Jimmy Williams

No. 59, 58, 54
- Position: Linebacker

Personal information
- Born: November 15, 1960 (age 65) Washington, D.C., U.S.
- Listed height: 6 ft 3 in (1.91 m)
- Listed weight: 230 lb (104 kg)

Career information
- High school: Woodrow Wilson (Washington, D.C.)
- College: Nebraska
- NFL draft: 1982: 1st round, 15th overall pick

Career history

Playing
- Detroit Lions (1982–1990); Minnesota Vikings (1990–1991); Tampa Bay Buccaneers (1992–1993);

Coaching
- Pontiac Northern HS (MI) (1994–1998) Defensive coordinator; Pontiac Central HS (MI) (1999–2000) Head coach; Grand Valley State (2001) Defensive line coach; Toledo (2002) Defensive line coach; Nebraska (2003) Linebackers coach; Kansas City Chiefs (2004) Coaching intern; Buffalo (2006–2008) Defensive coordinator & linebackers coach; UAB (2012) Assistant head coach & defensive line coach; UAB (2013) Assistant head coach, defensive coordinator, & inside linebackers coach; Eastern Michigan (2014–2015) Defensive line coach; Western Michigan (2016) Defensive line coach; Bowling Green (2018) Defensive line coach; Pioneer HS (MI) (2020) Head coach;

Awards and highlights
- First-team All-American (1981); First-team All-Big Eight (1981); Second-team All-Big Eight (1980);

Career NFL statistics
- Sacks: 27.5
- Interceptions: 13
- Fumble recoveries: 13
- Stats at Pro Football Reference

= Jimmy Williams (linebacker) =

American football player (born 1960)

James Henry Williams (born November 15, 1960) is an American former professional football player who was a linebacker who played mainly for the Detroit Lions in an 11-year, 12 season career that lasted from 1982 to 1993 in the National Football League (NFL).

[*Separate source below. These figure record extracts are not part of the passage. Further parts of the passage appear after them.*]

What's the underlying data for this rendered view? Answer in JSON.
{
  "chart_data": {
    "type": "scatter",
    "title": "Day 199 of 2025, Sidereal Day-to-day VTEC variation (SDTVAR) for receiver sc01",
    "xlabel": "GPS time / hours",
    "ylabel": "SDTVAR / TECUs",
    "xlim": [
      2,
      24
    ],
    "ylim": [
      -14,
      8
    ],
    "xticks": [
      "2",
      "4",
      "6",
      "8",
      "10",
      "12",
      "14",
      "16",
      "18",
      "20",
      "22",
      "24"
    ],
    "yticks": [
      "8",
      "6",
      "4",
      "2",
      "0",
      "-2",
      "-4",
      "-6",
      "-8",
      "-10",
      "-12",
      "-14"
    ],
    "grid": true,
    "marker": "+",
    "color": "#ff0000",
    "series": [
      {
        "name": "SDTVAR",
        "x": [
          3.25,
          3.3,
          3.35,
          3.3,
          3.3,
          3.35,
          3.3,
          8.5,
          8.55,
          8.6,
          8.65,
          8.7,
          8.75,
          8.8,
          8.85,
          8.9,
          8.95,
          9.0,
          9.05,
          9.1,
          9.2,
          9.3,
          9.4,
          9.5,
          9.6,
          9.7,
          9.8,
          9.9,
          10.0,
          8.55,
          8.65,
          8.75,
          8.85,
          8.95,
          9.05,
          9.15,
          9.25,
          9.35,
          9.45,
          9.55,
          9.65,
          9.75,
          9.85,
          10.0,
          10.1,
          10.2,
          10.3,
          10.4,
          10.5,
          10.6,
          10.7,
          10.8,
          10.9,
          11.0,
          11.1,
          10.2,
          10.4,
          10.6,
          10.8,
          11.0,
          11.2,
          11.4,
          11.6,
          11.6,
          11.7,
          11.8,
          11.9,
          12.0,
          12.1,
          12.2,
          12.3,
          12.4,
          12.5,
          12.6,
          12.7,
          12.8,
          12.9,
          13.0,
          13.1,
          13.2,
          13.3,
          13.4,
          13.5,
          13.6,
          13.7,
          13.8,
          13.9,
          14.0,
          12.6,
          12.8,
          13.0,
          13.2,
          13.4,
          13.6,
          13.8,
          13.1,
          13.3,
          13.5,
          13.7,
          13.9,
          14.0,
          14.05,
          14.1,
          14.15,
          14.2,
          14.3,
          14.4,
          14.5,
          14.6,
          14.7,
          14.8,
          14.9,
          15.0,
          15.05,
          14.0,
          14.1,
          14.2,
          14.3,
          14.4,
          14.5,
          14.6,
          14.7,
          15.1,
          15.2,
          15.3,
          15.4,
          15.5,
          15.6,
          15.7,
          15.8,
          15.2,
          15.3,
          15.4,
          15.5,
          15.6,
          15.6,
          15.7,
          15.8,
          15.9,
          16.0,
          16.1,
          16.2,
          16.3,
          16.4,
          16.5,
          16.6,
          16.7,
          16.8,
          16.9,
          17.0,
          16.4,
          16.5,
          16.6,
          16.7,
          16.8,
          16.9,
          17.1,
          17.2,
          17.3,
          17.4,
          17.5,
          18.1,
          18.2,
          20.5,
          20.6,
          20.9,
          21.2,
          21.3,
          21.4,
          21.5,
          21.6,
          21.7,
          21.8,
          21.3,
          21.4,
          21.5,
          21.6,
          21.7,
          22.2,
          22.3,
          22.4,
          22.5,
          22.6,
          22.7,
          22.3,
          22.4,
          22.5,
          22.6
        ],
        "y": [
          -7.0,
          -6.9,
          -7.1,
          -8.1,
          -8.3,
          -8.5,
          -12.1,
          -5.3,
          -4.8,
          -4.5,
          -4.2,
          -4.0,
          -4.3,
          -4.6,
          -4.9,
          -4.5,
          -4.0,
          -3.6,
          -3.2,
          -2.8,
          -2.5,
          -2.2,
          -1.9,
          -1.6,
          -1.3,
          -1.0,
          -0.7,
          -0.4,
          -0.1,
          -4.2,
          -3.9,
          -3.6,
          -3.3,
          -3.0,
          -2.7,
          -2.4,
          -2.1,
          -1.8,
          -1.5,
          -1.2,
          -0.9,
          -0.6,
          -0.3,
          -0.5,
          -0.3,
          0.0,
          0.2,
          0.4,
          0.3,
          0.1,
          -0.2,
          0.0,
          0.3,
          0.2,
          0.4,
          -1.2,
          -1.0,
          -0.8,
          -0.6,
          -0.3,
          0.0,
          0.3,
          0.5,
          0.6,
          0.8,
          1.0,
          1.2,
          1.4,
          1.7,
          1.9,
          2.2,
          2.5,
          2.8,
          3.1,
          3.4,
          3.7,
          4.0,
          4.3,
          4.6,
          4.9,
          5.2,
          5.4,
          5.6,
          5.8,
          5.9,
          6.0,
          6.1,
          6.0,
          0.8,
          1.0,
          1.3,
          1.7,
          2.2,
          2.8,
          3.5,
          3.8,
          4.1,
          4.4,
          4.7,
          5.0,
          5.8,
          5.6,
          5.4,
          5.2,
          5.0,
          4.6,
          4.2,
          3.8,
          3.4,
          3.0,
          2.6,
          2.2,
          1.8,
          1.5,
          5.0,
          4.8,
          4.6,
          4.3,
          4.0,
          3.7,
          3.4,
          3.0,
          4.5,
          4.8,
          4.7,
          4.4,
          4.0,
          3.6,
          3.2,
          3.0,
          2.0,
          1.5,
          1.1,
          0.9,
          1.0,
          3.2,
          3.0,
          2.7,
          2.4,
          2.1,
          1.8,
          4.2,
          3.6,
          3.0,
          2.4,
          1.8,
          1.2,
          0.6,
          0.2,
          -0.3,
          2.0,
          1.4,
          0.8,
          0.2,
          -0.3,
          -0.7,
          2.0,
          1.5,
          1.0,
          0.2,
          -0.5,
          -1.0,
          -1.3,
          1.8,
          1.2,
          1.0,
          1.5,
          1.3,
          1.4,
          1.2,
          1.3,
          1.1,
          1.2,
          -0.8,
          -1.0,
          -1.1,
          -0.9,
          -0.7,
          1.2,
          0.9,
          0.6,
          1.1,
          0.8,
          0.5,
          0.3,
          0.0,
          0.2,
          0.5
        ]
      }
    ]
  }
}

He not only played college football for the University of Nebraska but also coached there. He also both played in and coached in the Goodyear Cotton-Bowl. His coaching career also included roles at Western Michigan, Eastern Michigan, University of Alabama Birmingham, University of Buffalo, Bowling Green University and culminated at Ann Arbor Pioneer High School.

Williams played college football at the University of Nebraska–Lincoln where he was an All-American defensive end. He came into Nebraska as only a walk-on. He was selected in the first round of the 1982 NFL draft by the Lions, as the 15th overall pick.